Tom Poje Posted April 5, 2019 Posted April 5, 2019 I think understanding women is easier than understanding much of the regs (I am somewhat clueless on either much of the time), but by now you should know any of my comments come from someone who is nuts. Agree you aren't suppose to aggregate ESOP with non esop, but it depends on what part of testing you are talking about. 1.410(b)-7(e)(2) is an example with 6 plans. Plan E is an ESOP and it is aggregated, but this is for purposes of the Avg Ben Pct test only (and I don't think you could impute disparity on that portion of the aggregated group either)
Belgarath Posted April 5, 2019 Author Posted April 5, 2019 Thanks Tom - I'm talking purely about coverage testing, and not the average benefits percentage test. So you agree that for these coverage testing purposes, no aggregation?

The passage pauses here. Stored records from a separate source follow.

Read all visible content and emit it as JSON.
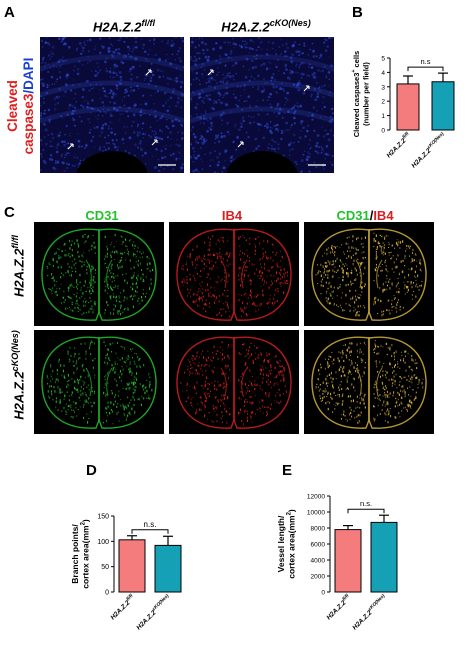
{
  "panel_letters": {
    "A": "A",
    "B": "B",
    "C": "C",
    "D": "D",
    "E": "E"
  },
  "panelA": {
    "ylabel_red": "Cleaved",
    "ylabel_red2": "caspase3",
    "ylabel_slash": "/",
    "ylabel_blue": "DAPI",
    "col1_base": "H2A.Z.2",
    "col1_sup": "fl/fl",
    "col2_base": "H2A.Z.2",
    "col2_sup": "cKO(Nes)",
    "colors": {
      "red": "#e01e1e",
      "blue": "#1a3fd1",
      "bg": "#0a0a3a",
      "arrow": "#ffffff"
    }
  },
  "panelC": {
    "headers": {
      "cd31": "CD31",
      "ib4": "IB4",
      "merge_a": "CD31",
      "merge_slash": "/",
      "merge_b": "IB4"
    },
    "row1_base": "H2A.Z.2",
    "row1_sup": "fl/fl",
    "row2_base": "H2A.Z.2",
    "row2_sup": "cKO(Nes)",
    "colors": {
      "green": "#22c22a",
      "red": "#d81f1f",
      "merge": "#d7b23a"
    }
  },
  "chart_data": [
    {
      "type": "bar",
      "panel": "B",
      "categories": [
        "H2A.Z.2fl/fl",
        "H2A.Z.2cKO(Nes)"
      ],
      "category_base": [
        "H2A.Z.2",
        "H2A.Z.2"
      ],
      "category_sup": [
        "fl/fl",
        "cKO(Nes)"
      ],
      "values": [
        3.2,
        3.35
      ],
      "errors": [
        0.55,
        0.6
      ],
      "colors": [
        "#f47c7c",
        "#16a0b5"
      ],
      "ylabel_line1": "Cleaved caspase3",
      "ylabel_sup": "+",
      "ylabel_line1b": " cells",
      "ylabel_line2": "(number per field)",
      "ylim": [
        0,
        5
      ],
      "yticks": [
        "0",
        "1",
        "2",
        "3",
        "4",
        "5"
      ],
      "annotation": "n.s"
    },
    {
      "type": "bar",
      "panel": "D",
      "categories": [
        "H2A.Z.2fl/fl",
        "H2A.Z.2cKO(Nes)"
      ],
      "category_base": [
        "H2A.Z.2",
        "H2A.Z.2"
      ],
      "category_sup": [
        "fl/fl",
        "cKO(Nes)"
      ],
      "values": [
        103,
        92
      ],
      "errors": [
        8,
        18
      ],
      "colors": [
        "#f47c7c",
        "#16a0b5"
      ],
      "ylabel_line1": "Branch points/",
      "ylabel_line2": "cortex area(mm",
      "ylabel_sup": "2",
      "ylabel_end": ")",
      "ylim": [
        0,
        150
      ],
      "yticks": [
        "0",
        "50",
        "100",
        "150"
      ],
      "annotation": "n.s."
    },
    {
      "type": "bar",
      "panel": "E",
      "categories": [
        "H2A.Z.2fl/fl",
        "H2A.Z.2cKO(Nes)"
      ],
      "category_base": [
        "H2A.Z.2",
        "H2A.Z.2"
      ],
      "category_sup": [
        "fl/fl",
        "cKO(Nes)"
      ],
      "values": [
        7800,
        8700
      ],
      "errors": [
        500,
        900
      ],
      "colors": [
        "#f47c7c",
        "#16a0b5"
      ],
      "ylabel_line1": "Vessel length/",
      "ylabel_line2": "cortex area(mm",
      "ylabel_sup": "2",
      "ylabel_end": ")",
      "ylim": [
        0,
        12000
      ],
      "yticks": [
        "0",
        "2000",
        "4000",
        "6000",
        "8000",
        "10000",
        "12000"
      ],
      "annotation": "n.s."
    }
  ]
}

CuseFan Posted April 5, 2019 Posted April 5, 2019 The average benefits percentage test is a coverage test, which requires you include 401(k)/(m) amounts/benefits in determining an AB% for the Employer's group of plans. Then if ESOP satisfies nondiscriminatory classification and safe harbor percentage, and the AB% > 70%, the ESOP passes coverage on its own. What clearly can't be done is say that the ESOP and 401(k)/(m) together covers > 70% and so passes ratio percentage test. If the ESOP service provider is showing that, it's time to look for a new provider, but hopefully they are simply showing the scenario portrayed above. Kenneth M. Prell, CEBS, ERPA Vice President, BPAS Actuarial & Pension Services kprell@bpas.com
Tom Poje Posted April 5, 2019 Posted April 5, 2019 the IRS has the following in their Coverage and Nondiscrimination – Demo 6 The following are considered separate plans under Income Tax Regulations the 1.410(b)-7(c) disaggregation rules. The separate plans are the portion of the employer’s defined contribution plan that provides: employer nonelective contributions, elective contributions under 401(k), matching contributions under 401(m), employee after tax contributions under 401(m), and ESOP contributions. Please note that the average benefits percentage test exception above applies to these items. https://www.irs.gov/pub/irs-tege/epchd1004.pdf .............. now, what if the allocation is in the ESOP plan but is not a stock contribution, but rather simply an additional profit sharing, since all the shares have been allocated. e.g. the above reads like a single plan that could have deferral, match, nonelective and ESOP.